Con la morte nel cuore e un senso devastante di vergogna, Emanuele fa scivolare giù dal cappotto, a terra, l’oggetto da lui tanto desiderato con la silenziosa complicità dei suoi commilitoni.
Alla fine del 1941, a causa di un congelamento della mano e del piede sinistro, Emanuele rientra in Italia e viene ricoverato presso l’ospedale di Imola: nel 1943 ha luogo la battaglia di Stalingrado in cui centinaia di migliaia di soldati, tedeschi e russi, perdono la vita ma è anche il fatto storico che segna l’inizio della controffensiva dell’Armata Rossa, che terminerà con la conquista di Berlino.
Durante la ritirata, falciati dal fuoco nemico, dalla fame, dalle malattie, dagli stenti, dal gelo, a migliaia morirono i soldati italiani dell’ARMIR: non è fuor di luogo pensare che il congelamento subito abbia salvato la vita di Emanuele.

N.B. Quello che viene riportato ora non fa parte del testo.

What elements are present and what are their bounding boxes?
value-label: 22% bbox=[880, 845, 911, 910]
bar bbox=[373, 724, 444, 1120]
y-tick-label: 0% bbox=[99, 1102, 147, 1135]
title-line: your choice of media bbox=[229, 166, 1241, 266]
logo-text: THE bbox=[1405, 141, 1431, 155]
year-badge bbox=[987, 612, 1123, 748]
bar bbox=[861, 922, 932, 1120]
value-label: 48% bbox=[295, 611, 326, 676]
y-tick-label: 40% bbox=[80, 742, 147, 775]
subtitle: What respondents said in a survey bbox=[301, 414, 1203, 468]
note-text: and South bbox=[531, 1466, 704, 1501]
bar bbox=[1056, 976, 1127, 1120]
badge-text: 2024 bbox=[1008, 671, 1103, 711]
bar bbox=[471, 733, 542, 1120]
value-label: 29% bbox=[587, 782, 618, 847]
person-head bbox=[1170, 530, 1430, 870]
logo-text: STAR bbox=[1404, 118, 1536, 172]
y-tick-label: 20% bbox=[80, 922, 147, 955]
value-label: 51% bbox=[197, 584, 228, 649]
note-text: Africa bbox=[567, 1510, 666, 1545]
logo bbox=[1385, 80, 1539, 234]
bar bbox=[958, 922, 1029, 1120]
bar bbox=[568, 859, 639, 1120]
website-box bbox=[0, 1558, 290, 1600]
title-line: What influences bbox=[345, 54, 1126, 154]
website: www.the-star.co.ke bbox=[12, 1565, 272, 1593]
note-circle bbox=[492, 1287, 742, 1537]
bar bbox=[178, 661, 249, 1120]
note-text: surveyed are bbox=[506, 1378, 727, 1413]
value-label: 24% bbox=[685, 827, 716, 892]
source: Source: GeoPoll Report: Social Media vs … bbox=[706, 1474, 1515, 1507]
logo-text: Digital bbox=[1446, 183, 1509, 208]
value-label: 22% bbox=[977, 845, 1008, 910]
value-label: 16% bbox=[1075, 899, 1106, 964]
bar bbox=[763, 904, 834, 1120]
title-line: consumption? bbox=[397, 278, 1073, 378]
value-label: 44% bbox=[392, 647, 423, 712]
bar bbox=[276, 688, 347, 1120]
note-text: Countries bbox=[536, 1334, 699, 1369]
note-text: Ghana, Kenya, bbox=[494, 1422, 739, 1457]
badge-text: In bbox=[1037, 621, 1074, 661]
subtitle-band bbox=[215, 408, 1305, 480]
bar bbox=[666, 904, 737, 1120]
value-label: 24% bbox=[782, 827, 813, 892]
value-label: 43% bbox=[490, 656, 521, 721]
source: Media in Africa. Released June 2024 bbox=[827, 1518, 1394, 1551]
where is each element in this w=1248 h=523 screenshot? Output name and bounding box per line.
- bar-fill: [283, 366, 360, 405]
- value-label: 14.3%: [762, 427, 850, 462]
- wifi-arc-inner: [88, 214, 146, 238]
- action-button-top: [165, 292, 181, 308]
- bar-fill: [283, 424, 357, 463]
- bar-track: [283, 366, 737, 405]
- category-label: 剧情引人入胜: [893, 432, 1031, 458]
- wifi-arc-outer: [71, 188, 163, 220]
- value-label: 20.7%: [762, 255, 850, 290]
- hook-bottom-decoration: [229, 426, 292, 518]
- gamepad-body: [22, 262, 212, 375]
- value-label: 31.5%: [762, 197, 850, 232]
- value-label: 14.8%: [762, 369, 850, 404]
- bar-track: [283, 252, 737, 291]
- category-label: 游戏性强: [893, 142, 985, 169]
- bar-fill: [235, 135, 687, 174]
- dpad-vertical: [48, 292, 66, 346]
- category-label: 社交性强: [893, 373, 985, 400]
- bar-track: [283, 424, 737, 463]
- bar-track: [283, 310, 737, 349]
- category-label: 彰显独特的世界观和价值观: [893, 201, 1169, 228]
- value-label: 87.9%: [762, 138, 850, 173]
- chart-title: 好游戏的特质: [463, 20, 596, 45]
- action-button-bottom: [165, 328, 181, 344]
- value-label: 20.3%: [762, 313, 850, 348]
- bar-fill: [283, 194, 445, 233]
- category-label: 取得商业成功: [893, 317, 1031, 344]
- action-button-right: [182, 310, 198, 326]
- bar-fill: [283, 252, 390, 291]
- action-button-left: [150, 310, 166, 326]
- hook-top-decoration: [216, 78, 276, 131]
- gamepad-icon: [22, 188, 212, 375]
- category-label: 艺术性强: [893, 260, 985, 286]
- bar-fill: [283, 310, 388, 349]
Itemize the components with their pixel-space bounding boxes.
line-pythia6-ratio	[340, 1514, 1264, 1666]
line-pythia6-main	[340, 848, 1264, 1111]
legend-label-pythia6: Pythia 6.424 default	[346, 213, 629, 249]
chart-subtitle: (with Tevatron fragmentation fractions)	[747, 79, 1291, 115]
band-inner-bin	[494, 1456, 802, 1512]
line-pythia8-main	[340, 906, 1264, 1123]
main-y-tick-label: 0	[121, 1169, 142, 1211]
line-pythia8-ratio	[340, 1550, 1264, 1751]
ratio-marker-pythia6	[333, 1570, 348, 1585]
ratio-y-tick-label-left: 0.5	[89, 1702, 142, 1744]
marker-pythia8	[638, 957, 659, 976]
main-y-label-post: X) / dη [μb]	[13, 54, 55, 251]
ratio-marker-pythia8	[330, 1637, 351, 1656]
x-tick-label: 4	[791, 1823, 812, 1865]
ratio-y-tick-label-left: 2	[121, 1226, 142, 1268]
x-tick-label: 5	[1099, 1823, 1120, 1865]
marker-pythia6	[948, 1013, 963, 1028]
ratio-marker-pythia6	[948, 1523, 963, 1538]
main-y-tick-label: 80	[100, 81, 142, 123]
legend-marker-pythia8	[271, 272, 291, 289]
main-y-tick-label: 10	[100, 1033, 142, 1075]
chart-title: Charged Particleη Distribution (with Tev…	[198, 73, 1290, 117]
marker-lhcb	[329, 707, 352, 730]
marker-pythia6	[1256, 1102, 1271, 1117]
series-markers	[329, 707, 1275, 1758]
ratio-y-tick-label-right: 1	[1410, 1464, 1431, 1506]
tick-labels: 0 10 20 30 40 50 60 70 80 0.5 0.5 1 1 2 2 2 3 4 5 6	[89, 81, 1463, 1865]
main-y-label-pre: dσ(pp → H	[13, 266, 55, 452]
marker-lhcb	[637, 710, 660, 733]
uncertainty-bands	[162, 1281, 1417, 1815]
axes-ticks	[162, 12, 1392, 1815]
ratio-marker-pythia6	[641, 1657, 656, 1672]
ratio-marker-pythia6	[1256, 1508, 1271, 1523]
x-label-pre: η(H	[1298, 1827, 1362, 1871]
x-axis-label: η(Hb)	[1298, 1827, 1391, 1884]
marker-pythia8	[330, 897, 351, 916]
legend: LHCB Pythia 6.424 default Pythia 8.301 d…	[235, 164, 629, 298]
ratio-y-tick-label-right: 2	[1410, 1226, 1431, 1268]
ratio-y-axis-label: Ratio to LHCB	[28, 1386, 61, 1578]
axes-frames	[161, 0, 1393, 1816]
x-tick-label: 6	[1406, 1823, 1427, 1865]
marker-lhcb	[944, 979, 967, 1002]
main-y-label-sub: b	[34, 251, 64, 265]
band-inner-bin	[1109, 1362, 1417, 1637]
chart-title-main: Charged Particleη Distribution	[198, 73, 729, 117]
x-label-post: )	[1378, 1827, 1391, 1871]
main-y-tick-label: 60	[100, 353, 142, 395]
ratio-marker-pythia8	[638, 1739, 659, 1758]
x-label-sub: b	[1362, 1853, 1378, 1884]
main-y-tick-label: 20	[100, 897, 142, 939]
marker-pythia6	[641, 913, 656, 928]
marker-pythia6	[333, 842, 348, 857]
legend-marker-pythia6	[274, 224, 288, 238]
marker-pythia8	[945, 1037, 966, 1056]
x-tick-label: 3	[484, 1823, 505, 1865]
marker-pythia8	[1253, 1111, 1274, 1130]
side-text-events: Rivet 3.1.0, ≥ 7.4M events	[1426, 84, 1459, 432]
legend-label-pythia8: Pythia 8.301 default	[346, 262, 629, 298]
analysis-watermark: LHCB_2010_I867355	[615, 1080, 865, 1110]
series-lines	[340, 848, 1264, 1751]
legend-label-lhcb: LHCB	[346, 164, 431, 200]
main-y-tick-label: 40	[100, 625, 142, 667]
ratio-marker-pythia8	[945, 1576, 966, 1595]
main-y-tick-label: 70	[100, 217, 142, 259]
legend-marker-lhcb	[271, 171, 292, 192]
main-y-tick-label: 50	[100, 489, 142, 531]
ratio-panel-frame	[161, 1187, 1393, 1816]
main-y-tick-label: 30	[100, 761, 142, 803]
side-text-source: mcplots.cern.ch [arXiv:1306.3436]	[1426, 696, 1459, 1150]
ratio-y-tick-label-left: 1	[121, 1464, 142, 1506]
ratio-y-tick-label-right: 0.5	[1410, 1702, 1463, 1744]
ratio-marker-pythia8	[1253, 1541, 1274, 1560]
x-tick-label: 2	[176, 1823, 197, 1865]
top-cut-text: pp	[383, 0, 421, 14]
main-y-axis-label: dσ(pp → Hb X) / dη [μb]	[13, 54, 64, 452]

Finita la guerra, a distanza di molti anni, Emanuele parla della sua esperienza in Russia, di Nadia, del marito, dello scialle ed ha uno sguardo intenso, determinato, profetico, quando sottolinea di non avere mai sparato ad un soldato russo lui, credente, cristiano: sulla lapide della sua tomba, sono stati incisi alcuni versi di una sua poesia:
“O Cristu Ridinturi;
Tu, chi tuttu pirduni, arranca arranca
– palummedda bianca –
Llarìa li vrazza e abbrazzati lu munnu”.